Batı Tarzı Beslenme ve Bağışıklık Sistemi Üzerindeki Etkiler
Kongre Başkanı Prof. Dr. Aykut Ferhat Çelik ise, son yıllarda inflamatuar bağırsak hastalıklarındaki artışa dikkat çekmiştir. Bu hastalıkların kesin nedeninin bilinmemekle birlikte, genetik ve çevresel faktörlerin önemli bir rol oynadığına vurgu yapmıştır. Çelik, çevredeki toksinlerin, mikroplastiklerin ve kötü beslenme alışkanlıklarının, bağırsaklardaki yararlı florayı olumsuz etkileyerek hastalığın ortaya çıkmasına zemin hazırladığını belirtmiştir. Türkiye’de modern yaşam tarzının da inflamatuar bağırsak hastalıklarının görülen sıklığını arttırdığını ifade etmektedir.

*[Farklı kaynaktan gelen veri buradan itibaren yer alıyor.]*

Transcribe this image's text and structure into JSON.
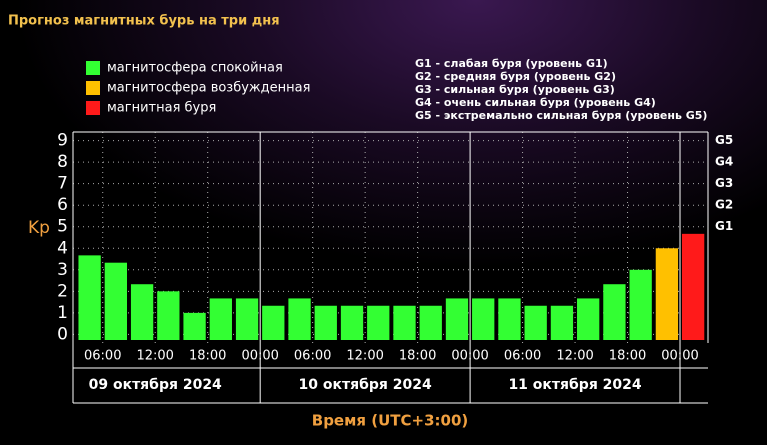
{
  "chart_data": {
    "type": "bar",
    "title": "Прогноз магнитных бурь на три дня",
    "ylabel": "Kp",
    "xlabel": "Время (UTC+3:00)",
    "legend": [
      {
        "name": "магнитосфера спокойная",
        "color": "#33ff33"
      },
      {
        "name": "магнитосфера возбужденная",
        "color": "#ffc000"
      },
      {
        "name": "магнитная буря",
        "color": "#ff1a1a"
      }
    ],
    "storm_levels": [
      "G1 - слабая буря (уровень G1)",
      "G2 - средняя буря (уровень G2)",
      "G3 - сильная буря (уровень G3)",
      "G4 - очень сильная буря (уровень G4)",
      "G5 - экстремально сильная буря (уровень G5)"
    ],
    "days": [
      "09 октября 2024",
      "10 октября 2024",
      "11 октября 2024"
    ],
    "x": [
      4.5,
      7.5,
      10.5,
      13.5,
      16.5,
      19.5,
      22.5,
      25.5,
      28.5,
      31.5,
      34.5,
      37.5,
      40.5,
      43.5,
      46.5,
      49.5,
      52.5,
      55.5,
      58.5,
      61.5,
      64.5,
      67.5,
      70.5,
      73.5
    ],
    "values": [
      3.67,
      3.33,
      2.33,
      2.0,
      1.0,
      1.67,
      1.67,
      1.33,
      1.67,
      1.33,
      1.33,
      1.33,
      1.33,
      1.33,
      1.67,
      1.67,
      1.67,
      1.33,
      1.33,
      1.67,
      2.33,
      3.0,
      4.0,
      4.67
    ],
    "colors": [
      "#33ff33",
      "#33ff33",
      "#33ff33",
      "#33ff33",
      "#33ff33",
      "#33ff33",
      "#33ff33",
      "#33ff33",
      "#33ff33",
      "#33ff33",
      "#33ff33",
      "#33ff33",
      "#33ff33",
      "#33ff33",
      "#33ff33",
      "#33ff33",
      "#33ff33",
      "#33ff33",
      "#33ff33",
      "#33ff33",
      "#33ff33",
      "#33ff33",
      "#ffc000",
      "#ff1a1a"
    ],
    "xlim": [
      2.6,
      75.2
    ],
    "xticks": [
      {
        "value": 6,
        "label": "06:00"
      },
      {
        "value": 12,
        "label": "12:00"
      },
      {
        "value": 18,
        "label": "18:00"
      },
      {
        "value": 24,
        "label": "00:00"
      },
      {
        "value": 30,
        "label": "06:00"
      },
      {
        "value": 36,
        "label": "12:00"
      },
      {
        "value": 42,
        "label": "18:00"
      },
      {
        "value": 48,
        "label": "00:00"
      },
      {
        "value": 54,
        "label": "06:00"
      },
      {
        "value": 60,
        "label": "12:00"
      },
      {
        "value": 66,
        "label": "18:00"
      },
      {
        "value": 72,
        "label": "00:00"
      }
    ],
    "ylim": [
      -0.4,
      9.4
    ],
    "yticks": [
      0,
      1,
      2,
      3,
      4,
      5,
      6,
      7,
      8,
      9
    ],
    "y2lim": [
      -0.4,
      9.4
    ],
    "y2ticks": [
      {
        "value": 5,
        "label": "G1"
      },
      {
        "value": 6,
        "label": "G2"
      },
      {
        "value": 7,
        "label": "G3"
      },
      {
        "value": 8,
        "label": "G4"
      },
      {
        "value": 9,
        "label": "G5"
      }
    ],
    "grid": true
  }
}
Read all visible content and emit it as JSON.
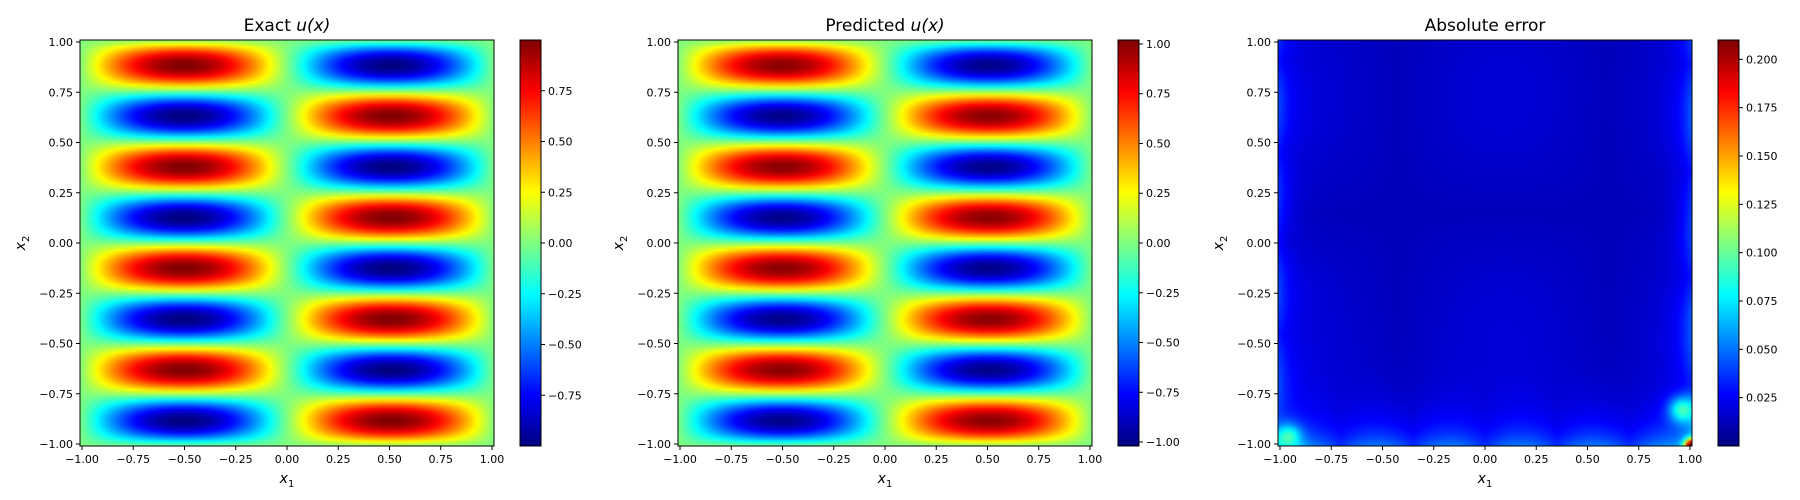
{
  "chart_data": [
    {
      "type": "heatmap",
      "title_text": "Exact ",
      "title_var": "u(x)",
      "xlabel": "x",
      "xlabel_sub": "1",
      "ylabel": "x",
      "ylabel_sub": "2",
      "xlim": [
        -1,
        1
      ],
      "ylim": [
        -1,
        1
      ],
      "xticks": [
        "−1.00",
        "−0.75",
        "−0.50",
        "−0.25",
        "0.00",
        "0.25",
        "0.50",
        "0.75",
        "1.00"
      ],
      "yticks": [
        "−1.00",
        "−0.75",
        "−0.50",
        "−0.25",
        "0.00",
        "0.25",
        "0.50",
        "0.75",
        "1.00"
      ],
      "field": "sin(pi*x1)*sin(4*pi*x2)",
      "colormap": "jet",
      "vmin": -1,
      "vmax": 1,
      "colorbar_ticks": [
        {
          "value": -0.75,
          "label": "−0.75"
        },
        {
          "value": -0.5,
          "label": "−0.50"
        },
        {
          "value": -0.25,
          "label": "−0.25"
        },
        {
          "value": 0.0,
          "label": "0.00"
        },
        {
          "value": 0.25,
          "label": "0.25"
        },
        {
          "value": 0.5,
          "label": "0.50"
        },
        {
          "value": 0.75,
          "label": "0.75"
        }
      ]
    },
    {
      "type": "heatmap",
      "title_text": "Predicted ",
      "title_var": "u(x)",
      "xlabel": "x",
      "xlabel_sub": "1",
      "ylabel": "x",
      "ylabel_sub": "2",
      "xlim": [
        -1,
        1
      ],
      "ylim": [
        -1,
        1
      ],
      "xticks": [
        "−1.00",
        "−0.75",
        "−0.50",
        "−0.25",
        "0.00",
        "0.25",
        "0.50",
        "0.75",
        "1.00"
      ],
      "yticks": [
        "−1.00",
        "−0.75",
        "−0.50",
        "−0.25",
        "0.00",
        "0.25",
        "0.50",
        "0.75",
        "1.00"
      ],
      "field": "sin(pi*x1)*sin(4*pi*x2)",
      "colormap": "jet",
      "vmin": -1.02,
      "vmax": 1.02,
      "colorbar_ticks": [
        {
          "value": -1.0,
          "label": "−1.00"
        },
        {
          "value": -0.75,
          "label": "−0.75"
        },
        {
          "value": -0.5,
          "label": "−0.50"
        },
        {
          "value": -0.25,
          "label": "−0.25"
        },
        {
          "value": 0.0,
          "label": "0.00"
        },
        {
          "value": 0.25,
          "label": "0.25"
        },
        {
          "value": 0.5,
          "label": "0.50"
        },
        {
          "value": 0.75,
          "label": "0.75"
        },
        {
          "value": 1.0,
          "label": "1.00"
        }
      ]
    },
    {
      "type": "heatmap",
      "title_text": "Absolute error",
      "title_var": "",
      "xlabel": "x",
      "xlabel_sub": "1",
      "ylabel": "x",
      "ylabel_sub": "2",
      "xlim": [
        -1,
        1
      ],
      "ylim": [
        -1,
        1
      ],
      "xticks": [
        "−1.00",
        "−0.75",
        "−0.50",
        "−0.25",
        "0.00",
        "0.25",
        "0.50",
        "0.75",
        "1.00"
      ],
      "yticks": [
        "−1.00",
        "−0.75",
        "−0.50",
        "−0.25",
        "0.00",
        "0.25",
        "0.50",
        "0.75",
        "1.00"
      ],
      "field": "abs-error",
      "colormap": "jet",
      "vmin": 0,
      "vmax": 0.21,
      "colorbar_ticks": [
        {
          "value": 0.025,
          "label": "0.025"
        },
        {
          "value": 0.05,
          "label": "0.050"
        },
        {
          "value": 0.075,
          "label": "0.075"
        },
        {
          "value": 0.1,
          "label": "0.100"
        },
        {
          "value": 0.125,
          "label": "0.125"
        },
        {
          "value": 0.15,
          "label": "0.150"
        },
        {
          "value": 0.175,
          "label": "0.175"
        },
        {
          "value": 0.2,
          "label": "0.200"
        }
      ]
    }
  ]
}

Prof. Dr. Çelik, batı tarzı beslenmenin, yüksek oranda işlenmiş gıdalar ve endüstriyel kirleticilere maruz kalmanın, bağışıklık sisteminin dengesini bozduğunu ve bu durumun hastalığın oluşumunda etkili olduğunu açıklamıştır. İnflamatuar bağırsak hastalıklarının belirtileri arasında karın ağrısı, kronik ishal, kanlı dışkılama, halsizlik, iştahsızlık ve kilo kaybı gibi ciddi durumlar bulunmaktadır. Tedavi edilmediği takdirde bu hastalık, ciddi komplikasyonlara yol açabilecektir.
Ek olarak, Prof. Dr. Şebnem Gürsoy, kolon kanserinin önceden tespit edilebilir ve önlenebilir nadir kanser türleri arasında yer aldığını ifade etmiştir. Kolon kanserinin, erkeklerde akciğer ve prostat, kadınlarda ise akciğer ve meme kanserlerinden sonra en sık görülen kanser türü olduğuna dikkati çekmiştir. Bu bilgiler, obezite ve inflamatuar bağırsak hastalıklarının önlenebilir olduğunu ve sağlıklı yaşam tarzı benimsemenin önemini bir kez daha gözler önüne sermektedir.